Klar v. Dairy Farmers of America, Inc., 2023 WL 5354105 (Pa. Super. 2023)
The plaintiff was injured in a motor vehicle accident when he was struck by an employee of the defendant’s employer, who swerved across the center line of the road and into the plaintiff’s path. Prior to the accident, the employee had attended the defendant’s employee golf outing at which alcoholic beverages were served. After the golf outing, the employee drove away while intoxicated. After the accident, the employee was found with a blood alcohol concentration of approximately 0.23%.
The plaintiff sued both the employee and the defendant, contending they were jointly and severally liable for his injuries. The plaintiff raised common law negligence and negligence per se (pursuant to the Pennsylvania Dram Shop Act) claims against the defendant. The defendant filed a motion for judgment on the pleadings, arguing that it could not be held liable for injuries caused by the intoxicated employee since it was not a liquor licensee under the Pennsylvania Liquor Code.
The trial court granted the defendant’s motion for judgment on the pleadings. On appeal, the Superior Court of Pennsylvania affirmed.
In his appeal to the Supreme Court of Pennsylvania, the plaintiff presented a theory that “everyone has a duty to avoid providing alcohol to a visibly intoxicated individual, regardless of one’s status as a ‘licensee’ under the Liquor Code.” The plaintiff contended that Section 4-493 of the Liquor Code applies to “any other person,” which would include the defendant. The plaintiff further argued that, as employee money was pooled to purchase alcohol for the golf outing, the defendant unlawfully sold alcohol to the visibly intoxicated plaintiff.
In analyzing and interpreting the Pennsylvania Dram Shop Act, as well as using the doctrine of ejusdem generis, the Supreme Court held that the term “any other person” in Section 4-493 of the Liquor code applies to persons or entities who, notwithstanding a lack of licensee, engage in the commercial or quasi-commercial sale of alcohol with the intent to profit. The Supreme Court noted that liability could possibly be imposed upon a non-licensed individual who engages in the illegal sale of alcohol. However, in reaffirming its prior holding in Manning v. Andy, 310 A.2d 75 (Pa. 1973), the Supreme Court refused to extend civil liability to a social host who was not engaged in the business of selling alcohol. The Supreme Court reasoned that “Pennsylvanians have in effect relied upon Manning for fifty years every time they host a holiday gathering, a neighborhood picnic, a dinner party, or any other event in which alcohol may be a part of the festivities. To upend this state of affairs and to case a net of potential Dram Shop liability over every person without qualification would be, as Manning recognized, a decision of enormous magnitude.” The Supreme Court found that there was a distinction between a “social host who collects a few dollars from his or her guests as reimbursement for the parties expenses” and a individual who “behaves in a manner befitting a liquor licensee, i.e., engaging in the commercial or quasi-commercial sale of alcohol, with the intent to obtain a profit.” The Supreme Court, relying upon Klein v. Raysinger, 470 A.2d 507 (Pa. 1983), further refused to extend common law liability to social hosts.
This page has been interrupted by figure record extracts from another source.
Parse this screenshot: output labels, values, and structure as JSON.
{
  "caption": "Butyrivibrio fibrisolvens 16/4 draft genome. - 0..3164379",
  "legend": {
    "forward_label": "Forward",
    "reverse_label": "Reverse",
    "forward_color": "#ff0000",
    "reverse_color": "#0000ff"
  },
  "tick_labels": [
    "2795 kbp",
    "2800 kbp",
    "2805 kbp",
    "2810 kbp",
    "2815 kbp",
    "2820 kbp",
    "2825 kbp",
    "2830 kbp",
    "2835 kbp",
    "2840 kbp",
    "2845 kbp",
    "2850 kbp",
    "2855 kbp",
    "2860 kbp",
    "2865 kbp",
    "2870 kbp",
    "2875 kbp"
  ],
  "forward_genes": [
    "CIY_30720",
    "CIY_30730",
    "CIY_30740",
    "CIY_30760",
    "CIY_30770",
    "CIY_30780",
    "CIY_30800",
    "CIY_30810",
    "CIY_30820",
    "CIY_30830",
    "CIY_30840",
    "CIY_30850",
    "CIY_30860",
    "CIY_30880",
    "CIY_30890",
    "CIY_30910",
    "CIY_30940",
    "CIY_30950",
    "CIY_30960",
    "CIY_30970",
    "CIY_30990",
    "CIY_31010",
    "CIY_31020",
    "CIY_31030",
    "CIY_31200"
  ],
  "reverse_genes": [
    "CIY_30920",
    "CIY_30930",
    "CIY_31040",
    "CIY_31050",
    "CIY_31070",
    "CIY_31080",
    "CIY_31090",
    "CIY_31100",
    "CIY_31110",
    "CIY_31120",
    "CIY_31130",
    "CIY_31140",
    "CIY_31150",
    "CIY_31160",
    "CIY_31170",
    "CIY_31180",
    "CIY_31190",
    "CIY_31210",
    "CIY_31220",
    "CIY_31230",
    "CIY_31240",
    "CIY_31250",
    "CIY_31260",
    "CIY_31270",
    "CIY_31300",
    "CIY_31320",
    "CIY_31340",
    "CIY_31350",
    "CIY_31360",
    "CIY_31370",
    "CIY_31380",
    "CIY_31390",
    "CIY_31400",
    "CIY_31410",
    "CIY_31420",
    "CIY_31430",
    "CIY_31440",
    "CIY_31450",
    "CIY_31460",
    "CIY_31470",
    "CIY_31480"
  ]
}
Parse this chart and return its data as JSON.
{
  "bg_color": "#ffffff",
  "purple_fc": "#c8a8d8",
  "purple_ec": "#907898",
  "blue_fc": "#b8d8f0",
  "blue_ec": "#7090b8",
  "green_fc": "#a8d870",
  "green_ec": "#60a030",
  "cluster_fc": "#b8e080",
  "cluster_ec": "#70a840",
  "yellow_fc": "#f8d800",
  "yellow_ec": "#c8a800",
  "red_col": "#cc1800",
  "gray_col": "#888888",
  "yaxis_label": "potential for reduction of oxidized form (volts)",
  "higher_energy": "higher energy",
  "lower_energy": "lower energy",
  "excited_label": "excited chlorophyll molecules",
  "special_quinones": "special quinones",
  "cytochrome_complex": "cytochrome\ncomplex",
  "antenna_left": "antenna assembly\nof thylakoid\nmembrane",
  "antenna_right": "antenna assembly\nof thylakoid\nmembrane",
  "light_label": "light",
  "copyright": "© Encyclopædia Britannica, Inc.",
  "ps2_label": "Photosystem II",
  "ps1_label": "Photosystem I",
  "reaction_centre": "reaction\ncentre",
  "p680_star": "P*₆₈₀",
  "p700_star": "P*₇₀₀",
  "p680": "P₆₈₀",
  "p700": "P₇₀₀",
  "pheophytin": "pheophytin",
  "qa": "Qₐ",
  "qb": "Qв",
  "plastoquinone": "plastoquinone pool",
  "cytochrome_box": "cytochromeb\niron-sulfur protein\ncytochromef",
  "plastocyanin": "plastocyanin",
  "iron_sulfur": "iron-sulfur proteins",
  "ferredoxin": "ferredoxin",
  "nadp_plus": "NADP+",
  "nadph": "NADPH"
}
The Supreme Court ruled that the defendant was not engaged in the sale of alcohol since there was no evidence that it collected funds from its employees and organized a social function in order to profit from the sale of alcohol. Accordingly, the defendant did not fall within any of the categories listed in Section 4-493 of the Liquor Code, including the terms “any other person.” The Supreme Court ruled that as the Dram Shop Act was inapplicable to the defendant and as common law liability did not extend to social hosts, the defendant could not be held liable for any injuries caused by the intoxicated employee. As such, the Supreme Court affirmed the order of the Superior Court.